Commerzbank’s Near-Blank Cheque for Independence Undermined by a 0.006% UniCredit Tender
21.05.2026 - 15:40:59 | boerse-global.de
Just 0.0059% of Commerzbank shareholders have tendered their shares to UniCredit’s takeover offer, according to the first acceptance tally released on 12 May, while the bank’s annual meeting two days ago delivered a 99.64% mandate for management to stay the course. That chasm between a near-unanimous vote for the stand-alone plan and a whisper-thin tender rate underscores the depth of shareholder scepticism towards the Italian bid.
The dividend vote, passing with 99.88% approval, sets the stage for a €1.10-a-share payout – almost double last year’s €0.65 – totalling roughly €1.2 billion. Combined with two completed buyback programmes worth around €1.5 billion, Commerzbank is returning approximately €2.7 billion to shareholders for the 2025 financial year. The dividend is due on 26 May 2026. New authorisations to repurchase up to 10% of share capital also won clear majorities, though future buybacks remain contingent on consent from the ECB and Germany’s financial agency.

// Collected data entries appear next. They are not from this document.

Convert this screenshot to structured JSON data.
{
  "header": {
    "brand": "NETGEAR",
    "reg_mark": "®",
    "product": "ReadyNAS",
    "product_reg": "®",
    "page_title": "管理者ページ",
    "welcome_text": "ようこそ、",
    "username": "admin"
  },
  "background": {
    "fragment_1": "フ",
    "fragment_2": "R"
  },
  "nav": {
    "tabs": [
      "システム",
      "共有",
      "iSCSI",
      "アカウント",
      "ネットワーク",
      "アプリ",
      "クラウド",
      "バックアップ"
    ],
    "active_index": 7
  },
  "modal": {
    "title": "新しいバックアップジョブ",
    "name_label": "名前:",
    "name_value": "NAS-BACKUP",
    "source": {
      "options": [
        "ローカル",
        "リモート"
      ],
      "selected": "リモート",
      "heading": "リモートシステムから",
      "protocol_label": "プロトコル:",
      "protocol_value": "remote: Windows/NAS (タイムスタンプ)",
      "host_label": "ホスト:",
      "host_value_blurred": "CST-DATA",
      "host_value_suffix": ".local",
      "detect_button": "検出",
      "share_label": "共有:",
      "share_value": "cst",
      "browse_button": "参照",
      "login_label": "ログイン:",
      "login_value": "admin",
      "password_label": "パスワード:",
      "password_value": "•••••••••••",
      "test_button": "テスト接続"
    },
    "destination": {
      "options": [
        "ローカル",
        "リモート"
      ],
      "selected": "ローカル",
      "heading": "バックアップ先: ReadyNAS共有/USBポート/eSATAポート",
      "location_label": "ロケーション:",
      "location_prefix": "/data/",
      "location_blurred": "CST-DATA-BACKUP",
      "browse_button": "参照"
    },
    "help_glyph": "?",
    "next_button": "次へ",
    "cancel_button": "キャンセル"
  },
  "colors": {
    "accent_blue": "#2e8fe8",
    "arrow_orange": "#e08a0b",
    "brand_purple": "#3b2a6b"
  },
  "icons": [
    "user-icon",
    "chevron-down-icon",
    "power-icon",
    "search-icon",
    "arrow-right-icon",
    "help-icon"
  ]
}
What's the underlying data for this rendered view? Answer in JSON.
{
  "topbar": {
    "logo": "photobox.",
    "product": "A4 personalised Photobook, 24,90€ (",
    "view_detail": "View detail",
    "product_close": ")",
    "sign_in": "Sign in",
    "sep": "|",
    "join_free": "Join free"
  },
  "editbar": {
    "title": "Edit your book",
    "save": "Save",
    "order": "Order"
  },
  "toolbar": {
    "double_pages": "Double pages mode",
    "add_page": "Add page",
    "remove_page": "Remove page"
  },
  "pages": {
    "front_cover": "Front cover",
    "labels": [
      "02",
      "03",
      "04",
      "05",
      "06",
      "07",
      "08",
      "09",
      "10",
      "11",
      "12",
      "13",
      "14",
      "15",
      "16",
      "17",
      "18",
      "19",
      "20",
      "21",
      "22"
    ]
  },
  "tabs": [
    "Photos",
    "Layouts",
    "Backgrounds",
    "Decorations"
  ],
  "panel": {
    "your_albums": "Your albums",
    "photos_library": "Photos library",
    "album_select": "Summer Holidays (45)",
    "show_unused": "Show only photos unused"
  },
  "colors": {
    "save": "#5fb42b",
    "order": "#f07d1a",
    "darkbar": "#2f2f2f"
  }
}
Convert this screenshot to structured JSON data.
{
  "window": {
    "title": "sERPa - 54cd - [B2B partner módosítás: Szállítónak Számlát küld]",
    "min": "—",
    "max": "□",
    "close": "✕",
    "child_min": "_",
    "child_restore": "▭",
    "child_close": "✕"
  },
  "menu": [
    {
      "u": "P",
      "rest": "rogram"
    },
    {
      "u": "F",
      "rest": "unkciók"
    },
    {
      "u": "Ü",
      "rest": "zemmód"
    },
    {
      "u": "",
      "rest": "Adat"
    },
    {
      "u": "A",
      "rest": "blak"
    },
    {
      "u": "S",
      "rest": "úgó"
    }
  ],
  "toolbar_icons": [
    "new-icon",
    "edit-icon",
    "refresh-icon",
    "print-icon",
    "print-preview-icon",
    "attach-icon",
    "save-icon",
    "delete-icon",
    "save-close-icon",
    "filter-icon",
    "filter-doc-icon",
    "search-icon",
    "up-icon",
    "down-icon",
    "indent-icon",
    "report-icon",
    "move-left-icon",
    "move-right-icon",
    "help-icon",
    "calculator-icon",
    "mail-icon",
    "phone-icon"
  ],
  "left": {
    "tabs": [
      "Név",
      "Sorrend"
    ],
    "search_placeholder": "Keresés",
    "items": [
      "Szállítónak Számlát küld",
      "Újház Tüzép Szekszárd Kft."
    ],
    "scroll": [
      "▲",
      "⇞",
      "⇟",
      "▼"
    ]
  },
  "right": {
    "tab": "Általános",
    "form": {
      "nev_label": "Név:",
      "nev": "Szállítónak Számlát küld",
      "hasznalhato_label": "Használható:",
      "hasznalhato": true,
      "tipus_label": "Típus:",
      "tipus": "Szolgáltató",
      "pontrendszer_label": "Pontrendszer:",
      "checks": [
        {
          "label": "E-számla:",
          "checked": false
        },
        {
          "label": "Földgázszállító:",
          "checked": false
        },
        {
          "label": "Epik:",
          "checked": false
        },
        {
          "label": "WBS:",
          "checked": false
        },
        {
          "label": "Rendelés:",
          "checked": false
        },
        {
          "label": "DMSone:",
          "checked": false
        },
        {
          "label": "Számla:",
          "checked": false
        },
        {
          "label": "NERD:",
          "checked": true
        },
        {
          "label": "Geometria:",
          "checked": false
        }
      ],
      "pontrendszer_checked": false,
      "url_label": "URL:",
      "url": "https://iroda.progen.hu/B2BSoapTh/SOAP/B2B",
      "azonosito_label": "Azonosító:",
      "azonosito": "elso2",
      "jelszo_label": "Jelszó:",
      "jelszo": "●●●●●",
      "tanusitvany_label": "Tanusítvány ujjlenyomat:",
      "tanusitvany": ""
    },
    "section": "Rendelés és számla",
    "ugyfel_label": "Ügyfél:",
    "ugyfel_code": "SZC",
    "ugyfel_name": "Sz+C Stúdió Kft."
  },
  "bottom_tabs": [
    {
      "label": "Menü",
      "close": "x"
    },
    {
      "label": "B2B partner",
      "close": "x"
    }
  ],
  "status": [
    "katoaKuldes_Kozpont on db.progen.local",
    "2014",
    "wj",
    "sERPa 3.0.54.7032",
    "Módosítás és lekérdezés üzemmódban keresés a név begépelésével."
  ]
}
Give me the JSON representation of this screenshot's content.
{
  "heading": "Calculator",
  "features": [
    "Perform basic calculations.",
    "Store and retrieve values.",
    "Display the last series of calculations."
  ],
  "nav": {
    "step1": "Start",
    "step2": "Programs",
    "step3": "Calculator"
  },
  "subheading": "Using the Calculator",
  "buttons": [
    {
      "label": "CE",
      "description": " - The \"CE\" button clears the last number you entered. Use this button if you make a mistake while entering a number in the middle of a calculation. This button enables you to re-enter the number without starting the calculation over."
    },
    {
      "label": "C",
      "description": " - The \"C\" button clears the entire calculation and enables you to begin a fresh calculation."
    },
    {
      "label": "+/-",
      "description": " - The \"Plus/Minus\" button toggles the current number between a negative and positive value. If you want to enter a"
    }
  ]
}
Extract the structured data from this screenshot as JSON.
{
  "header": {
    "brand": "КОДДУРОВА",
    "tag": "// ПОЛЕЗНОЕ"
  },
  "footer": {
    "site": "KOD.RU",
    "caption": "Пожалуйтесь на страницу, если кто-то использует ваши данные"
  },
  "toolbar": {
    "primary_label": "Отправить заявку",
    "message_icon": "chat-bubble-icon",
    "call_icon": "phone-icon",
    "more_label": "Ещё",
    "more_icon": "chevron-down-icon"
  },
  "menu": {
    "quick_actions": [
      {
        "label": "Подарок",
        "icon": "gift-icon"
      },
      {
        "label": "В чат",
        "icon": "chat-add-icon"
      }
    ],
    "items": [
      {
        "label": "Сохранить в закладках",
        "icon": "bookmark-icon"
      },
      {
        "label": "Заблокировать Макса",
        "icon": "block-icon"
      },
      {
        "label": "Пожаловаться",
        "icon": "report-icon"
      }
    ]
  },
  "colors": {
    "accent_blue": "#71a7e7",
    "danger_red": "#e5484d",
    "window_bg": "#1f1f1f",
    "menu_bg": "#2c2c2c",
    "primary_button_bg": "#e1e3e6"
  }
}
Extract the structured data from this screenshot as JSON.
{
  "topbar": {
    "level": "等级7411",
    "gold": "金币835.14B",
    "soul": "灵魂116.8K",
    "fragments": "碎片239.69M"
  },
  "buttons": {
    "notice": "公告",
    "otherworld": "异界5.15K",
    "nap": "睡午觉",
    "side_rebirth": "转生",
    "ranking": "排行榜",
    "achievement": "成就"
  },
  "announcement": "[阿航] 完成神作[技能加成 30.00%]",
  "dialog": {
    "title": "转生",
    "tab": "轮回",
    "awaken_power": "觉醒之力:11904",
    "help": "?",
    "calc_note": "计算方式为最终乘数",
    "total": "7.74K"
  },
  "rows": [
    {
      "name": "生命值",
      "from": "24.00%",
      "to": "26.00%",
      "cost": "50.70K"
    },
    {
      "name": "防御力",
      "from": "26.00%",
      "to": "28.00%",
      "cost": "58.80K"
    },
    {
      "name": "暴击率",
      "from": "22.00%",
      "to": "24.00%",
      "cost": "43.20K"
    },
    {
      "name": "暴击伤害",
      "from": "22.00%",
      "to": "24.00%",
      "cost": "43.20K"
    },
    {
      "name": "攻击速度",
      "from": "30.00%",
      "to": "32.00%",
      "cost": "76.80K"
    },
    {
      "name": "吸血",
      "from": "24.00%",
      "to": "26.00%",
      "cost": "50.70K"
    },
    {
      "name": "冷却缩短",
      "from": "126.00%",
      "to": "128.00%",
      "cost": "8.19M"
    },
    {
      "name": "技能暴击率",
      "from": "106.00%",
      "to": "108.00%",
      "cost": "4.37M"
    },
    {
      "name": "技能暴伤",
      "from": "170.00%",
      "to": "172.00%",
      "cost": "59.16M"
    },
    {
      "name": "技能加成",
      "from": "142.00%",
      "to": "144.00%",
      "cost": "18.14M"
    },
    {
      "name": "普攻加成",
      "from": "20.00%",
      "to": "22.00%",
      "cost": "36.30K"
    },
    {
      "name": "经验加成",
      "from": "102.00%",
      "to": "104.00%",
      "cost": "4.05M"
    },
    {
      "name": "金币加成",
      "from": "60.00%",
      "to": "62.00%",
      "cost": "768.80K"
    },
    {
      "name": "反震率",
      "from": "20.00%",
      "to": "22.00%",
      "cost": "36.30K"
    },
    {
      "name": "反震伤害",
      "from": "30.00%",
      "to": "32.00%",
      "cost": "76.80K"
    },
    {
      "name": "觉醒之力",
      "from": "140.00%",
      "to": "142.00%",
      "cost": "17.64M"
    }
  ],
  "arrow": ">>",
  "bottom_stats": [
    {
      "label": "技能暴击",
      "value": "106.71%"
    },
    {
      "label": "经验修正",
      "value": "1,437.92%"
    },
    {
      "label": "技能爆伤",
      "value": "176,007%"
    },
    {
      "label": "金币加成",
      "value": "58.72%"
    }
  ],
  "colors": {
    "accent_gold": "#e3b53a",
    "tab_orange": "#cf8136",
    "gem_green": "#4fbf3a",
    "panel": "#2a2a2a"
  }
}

UniCredit, which has built a 38.9% voting stake through direct holdings and derivatives, chose to skip the AGM entirely. Its offer of 0.485 new UniCredit shares for each Commerzbank share runs until 16 June, with a possible extension to 3 July. Both the Commerzbank board and supervisory board have formally recommended rejection, arguing in their 18 May statement that the bid lacks an adequate premium, fails to reflect the bank’s fundamental value, and carries significant execution risks. Completion of any deal, UniCredit itself has conceded, is unlikely before 2027 because of protracted regulatory approvals.
Should investors sell immediately? Or is it worth buying Commerzbank?
Commerzbank’s operating performance provides ammunition for the defence: first-quarter 2026 operating profit surged 11% to a record €1.4 billion, prompting the bank to lift its full-year profit target to at least €3.4 billion. Management has set its sights on a net profit of €5.9 billion by the end of the decade, alongside a 21% return on equity. The stock, which had been trading near its 52-week high of €37.75 before the AGM, dropped around 4% on Thursday as the €1.10 dividend adjustment took effect, leaving the shares at €35.68. Over the past twelve months, they are still up almost 37%.
Technical indicators had been flashing overbought ahead of the ex-dividend move, with the relative strength index reaching 81, well above the 70 threshold. The stock now sits more than 10% above its 200-day moving average, suggesting that the post-AGM vote of confidence may already be priced in. The focus now shifts to the remaining weeks of the offer period, where the near-zero acceptance rate will either hold and hand management a definitive victory, or climb as institutional holders weigh the risk of sitting on an illiquid position if UniCredit walks away.